Когда я вернулся в гостиницу, уже вечерело. В коридоре негромко
звучал четкий голос, сообщавший кому-то вновь прибывшему правила поведения
в городе.
В номере горел свет. Айвен распаковывал какие-то ящики - они лежали
на полу и было их до десятка.
- А, привет! - оглянулся он на меня. - Тут к тебе приходили и
оставили вон то...
Он показал взглядом на сложенную китайскую ширмочку, стоящую подле
моей кровати.
- Как дела с гимном? - спросил Айвен.
- Медленно... - признался я, преувеличивая результаты. На самом-то
деле дела с гимном обстояли никак.
- Ничего, - ободрил меня мой сосед. - Главное, чтобы ты не запоздал к
принятию декларации о суверенитете.
- А когда это будет?
- Дня через четыре... - задумчиво ответил Айвен.
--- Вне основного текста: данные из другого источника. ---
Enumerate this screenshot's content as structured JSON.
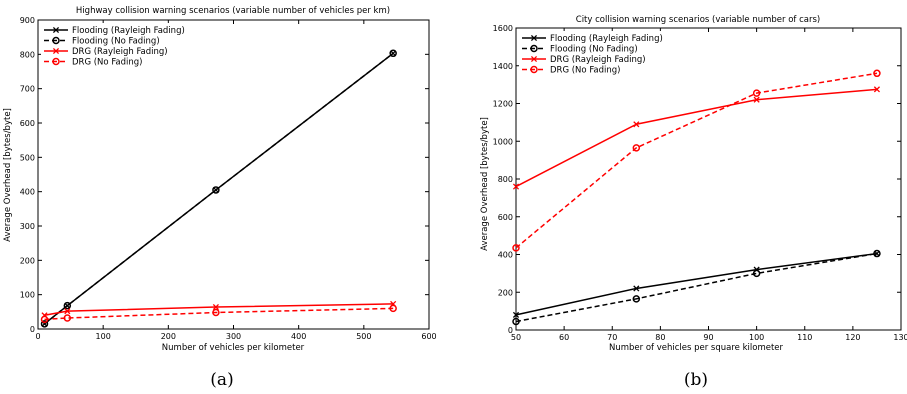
{
  "chart_data": [
    {
      "type": "line",
      "title": "Highway collision warning scenarios (variable number of vehicles per km)",
      "xlabel": "Number of vehicles per kilometer",
      "ylabel": "Average Overhead [bytes/byte]",
      "xlim": [
        0,
        600
      ],
      "ylim": [
        0,
        900
      ],
      "xticks": [
        0,
        100,
        200,
        300,
        400,
        500,
        600
      ],
      "yticks": [
        0,
        100,
        200,
        300,
        400,
        500,
        600,
        700,
        800,
        900
      ],
      "legend_position": "top-left",
      "caption": "(a)",
      "series": [
        {
          "name": "Flooding (Rayleigh Fading)",
          "color": "#000000",
          "dash": "solid",
          "marker": "x",
          "x": [
            10,
            45,
            273,
            545
          ],
          "y": [
            15,
            68,
            405,
            803
          ]
        },
        {
          "name": "Flooding (No Fading)",
          "color": "#000000",
          "dash": "dashed",
          "marker": "o",
          "x": [
            10,
            45,
            273,
            545
          ],
          "y": [
            15,
            68,
            405,
            803
          ]
        },
        {
          "name": "DRG (Rayleigh Fading)",
          "color": "#ff0000",
          "dash": "solid",
          "marker": "x",
          "x": [
            10,
            45,
            273,
            545
          ],
          "y": [
            40,
            52,
            64,
            73
          ]
        },
        {
          "name": "DRG (No Fading)",
          "color": "#ff0000",
          "dash": "dashed",
          "marker": "o",
          "x": [
            10,
            45,
            273,
            545
          ],
          "y": [
            28,
            32,
            48,
            60
          ]
        }
      ]
    },
    {
      "type": "line",
      "title": "City collision warning scenarios (variable number of cars)",
      "xlabel": "Number of vehicles per square kilometer",
      "ylabel": "Average Overhead [bytes/byte]",
      "xlim": [
        50,
        130
      ],
      "ylim": [
        0,
        1600
      ],
      "xticks": [
        50,
        60,
        70,
        80,
        90,
        100,
        110,
        120,
        130
      ],
      "yticks": [
        0,
        200,
        400,
        600,
        800,
        1000,
        1200,
        1400,
        1600
      ],
      "legend_position": "top-left",
      "caption": "(b)",
      "series": [
        {
          "name": "Flooding (Rayleigh Fading)",
          "color": "#000000",
          "dash": "solid",
          "marker": "x",
          "x": [
            50,
            75,
            100,
            125
          ],
          "y": [
            80,
            220,
            320,
            405
          ]
        },
        {
          "name": "Flooding (No Fading)",
          "color": "#000000",
          "dash": "dashed",
          "marker": "o",
          "x": [
            50,
            75,
            100,
            125
          ],
          "y": [
            45,
            165,
            300,
            405
          ]
        },
        {
          "name": "DRG (Rayleigh Fading)",
          "color": "#ff0000",
          "dash": "solid",
          "marker": "x",
          "x": [
            50,
            75,
            100,
            125
          ],
          "y": [
            760,
            1090,
            1220,
            1275
          ]
        },
        {
          "name": "DRG (No Fading)",
          "color": "#ff0000",
          "dash": "dashed",
          "marker": "o",
          "x": [
            50,
            75,
            100,
            125
          ],
          "y": [
            435,
            965,
            1255,
            1360
          ]
        }
      ]
    }
  ]
}
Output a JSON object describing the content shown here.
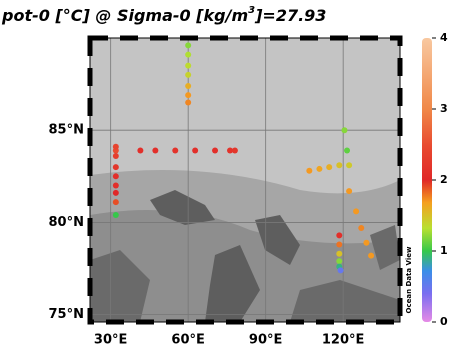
{
  "map": {
    "title": {
      "text": "pot-0 [°C] @ Sigma-0 [kg/m",
      "sup": "3",
      "tail": "]=27.93"
    },
    "xlim": [
      22,
      142
    ],
    "ylim": [
      74.6,
      90
    ],
    "lon_ticks": [
      {
        "value": 30,
        "label": "30°E"
      },
      {
        "value": 60,
        "label": "60°E"
      },
      {
        "value": 90,
        "label": "90°E"
      },
      {
        "value": 120,
        "label": "120°E"
      }
    ],
    "lat_ticks": [
      {
        "value": 85,
        "label": "85°N"
      },
      {
        "value": 80,
        "label": "80°N"
      },
      {
        "value": 75,
        "label": "75°N"
      }
    ],
    "colorbar": {
      "clim": [
        0,
        4
      ],
      "ticks": [
        0,
        1,
        2,
        3,
        4
      ]
    },
    "watermark": "Ocean Data View",
    "points": {
      "lon": [
        60,
        60,
        60,
        60,
        60,
        60,
        60,
        32,
        41.5,
        47.3,
        55,
        62.7,
        70.4,
        76.2,
        78.1,
        32,
        32,
        32,
        32,
        32,
        32,
        32,
        32,
        106.9,
        110.8,
        114.6,
        118.5,
        122.3,
        120.5,
        121.5,
        122.3,
        125,
        127,
        129,
        130.8,
        118.5,
        118.5,
        118.5,
        118.5,
        118.5,
        119
      ],
      "lat": [
        89.6,
        89.1,
        88.5,
        88.0,
        87.4,
        86.9,
        86.5,
        83.9,
        83.9,
        83.9,
        83.9,
        83.9,
        83.9,
        83.9,
        83.9,
        84.1,
        83.6,
        83.0,
        82.5,
        82.0,
        81.6,
        81.1,
        80.4,
        82.8,
        82.9,
        83.0,
        83.1,
        83.1,
        85.0,
        83.9,
        81.7,
        80.6,
        79.7,
        78.9,
        78.2,
        79.3,
        78.8,
        78.3,
        77.9,
        77.6,
        77.4
      ],
      "values": [
        1.2,
        1.3,
        1.35,
        1.4,
        1.6,
        1.7,
        1.75,
        2.5,
        2.1,
        2.1,
        2.15,
        2.1,
        2.1,
        2.15,
        2.2,
        2.4,
        2.3,
        2.2,
        2.1,
        2.1,
        2.0,
        1.9,
        1.0,
        1.7,
        1.65,
        1.6,
        1.5,
        1.45,
        1.2,
        1.1,
        1.7,
        1.7,
        1.75,
        1.7,
        1.7,
        2.1,
        1.8,
        1.5,
        1.2,
        0.9,
        0.5
      ]
    }
  }
}
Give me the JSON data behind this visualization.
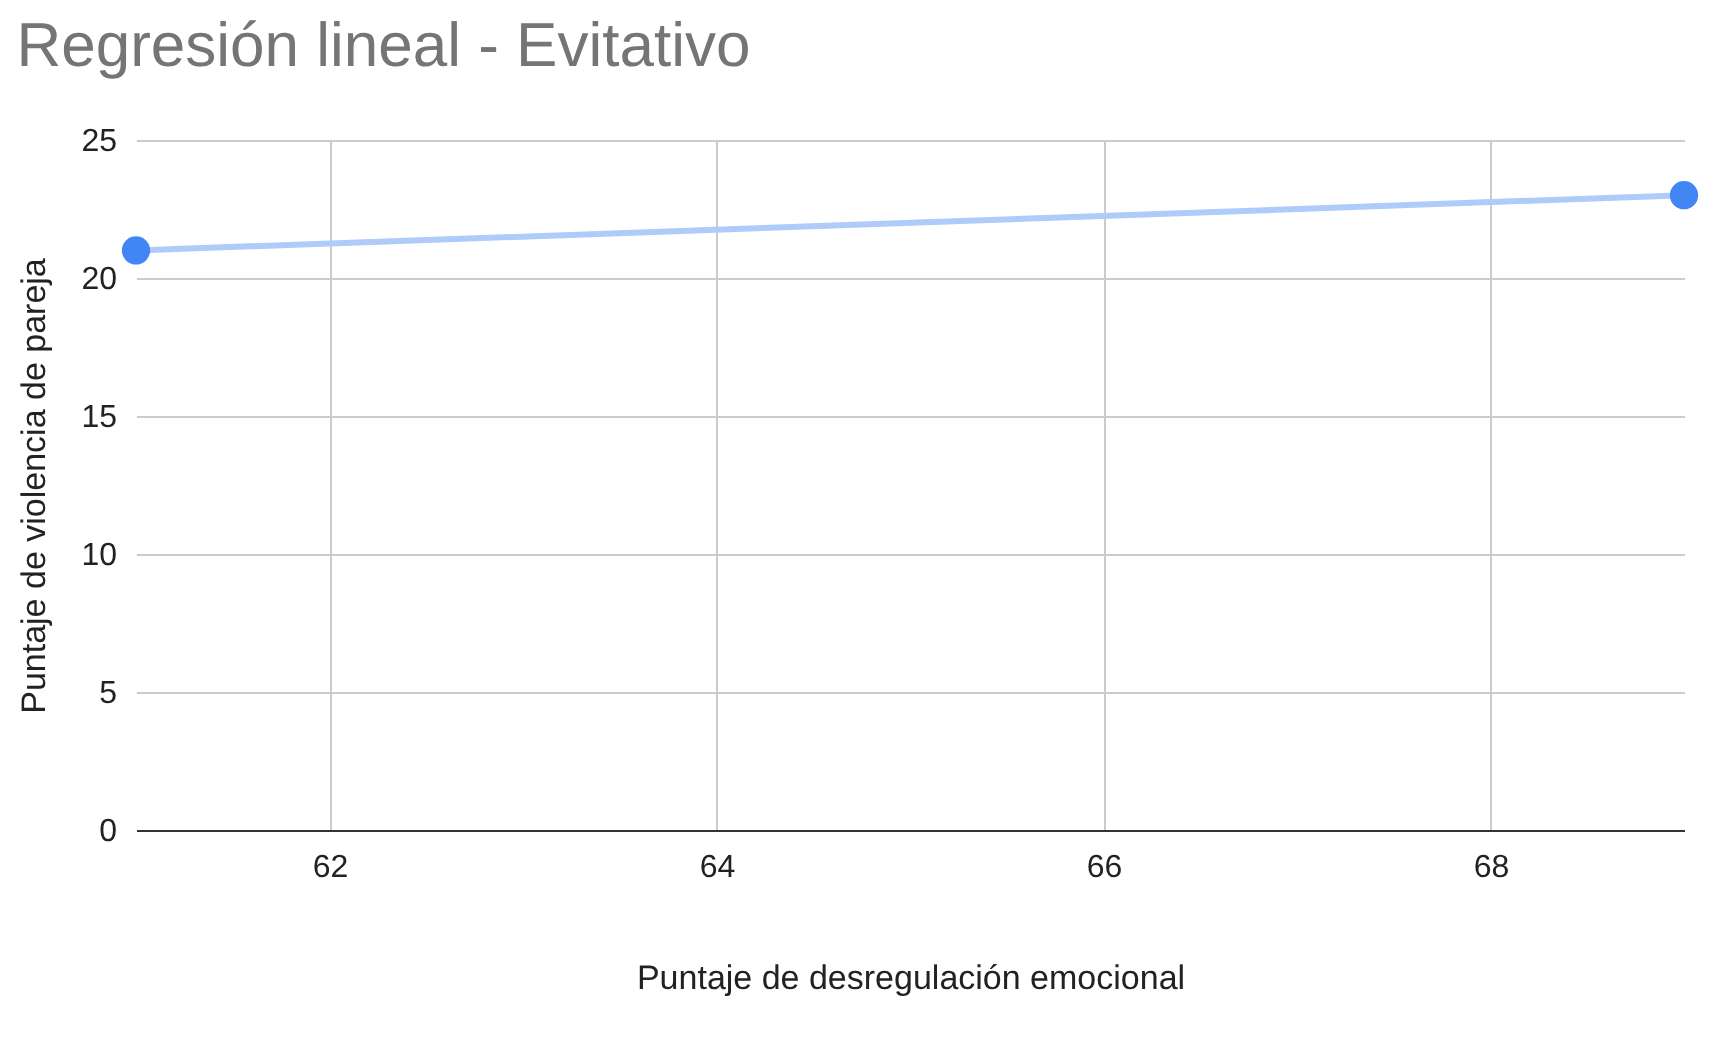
{
  "chart_data": {
    "type": "scatter",
    "title": "Regresión lineal - Evitativo",
    "xlabel": "Puntaje de desregulación emocional",
    "ylabel": "Puntaje de violencia de pareja",
    "x": [
      61,
      69
    ],
    "series": [
      {
        "color": "#4285f4",
        "values": [
          21,
          23
        ],
        "marker": "circle"
      },
      {
        "type": "line",
        "color": "#aecbfa",
        "values": [
          21,
          23
        ],
        "marker": "none",
        "line_style": "solid"
      }
    ],
    "xlim": [
      61,
      69
    ],
    "xticks": [
      62,
      64,
      66,
      68
    ],
    "ylim": [
      0,
      25
    ],
    "yticks": [
      0,
      5,
      10,
      15,
      20,
      25
    ],
    "grid": true
  }
}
Я прислонил ширмочку к стенке - в этот вечер она мне была не нужна.
Присел на кровать. Моя психика заканчивала переваривать впечатления от
прошедшего дня и веки были не против сомкнуться.
- Ну-ка, глянь! - прозвучал глуховатый, чуть ли не утробный голос и я
поглядел на Айвена.
Его глаза весело смотрели на меня через круглые очки новенького
противогаза.
- Ну как? Класс?! - спрашивал он.
- Откуда у тебя?! - удивился я.
Он ткнул рукой в посылочный ящик.
- Мама прислала, я попросил...
- ?! - я только открыл рот, а вымолвить так ничего и не смог.
- Она у меня на военном заводе работает, вот и... - и он развел
руками, полагая, что такого объяснения мне достаточно.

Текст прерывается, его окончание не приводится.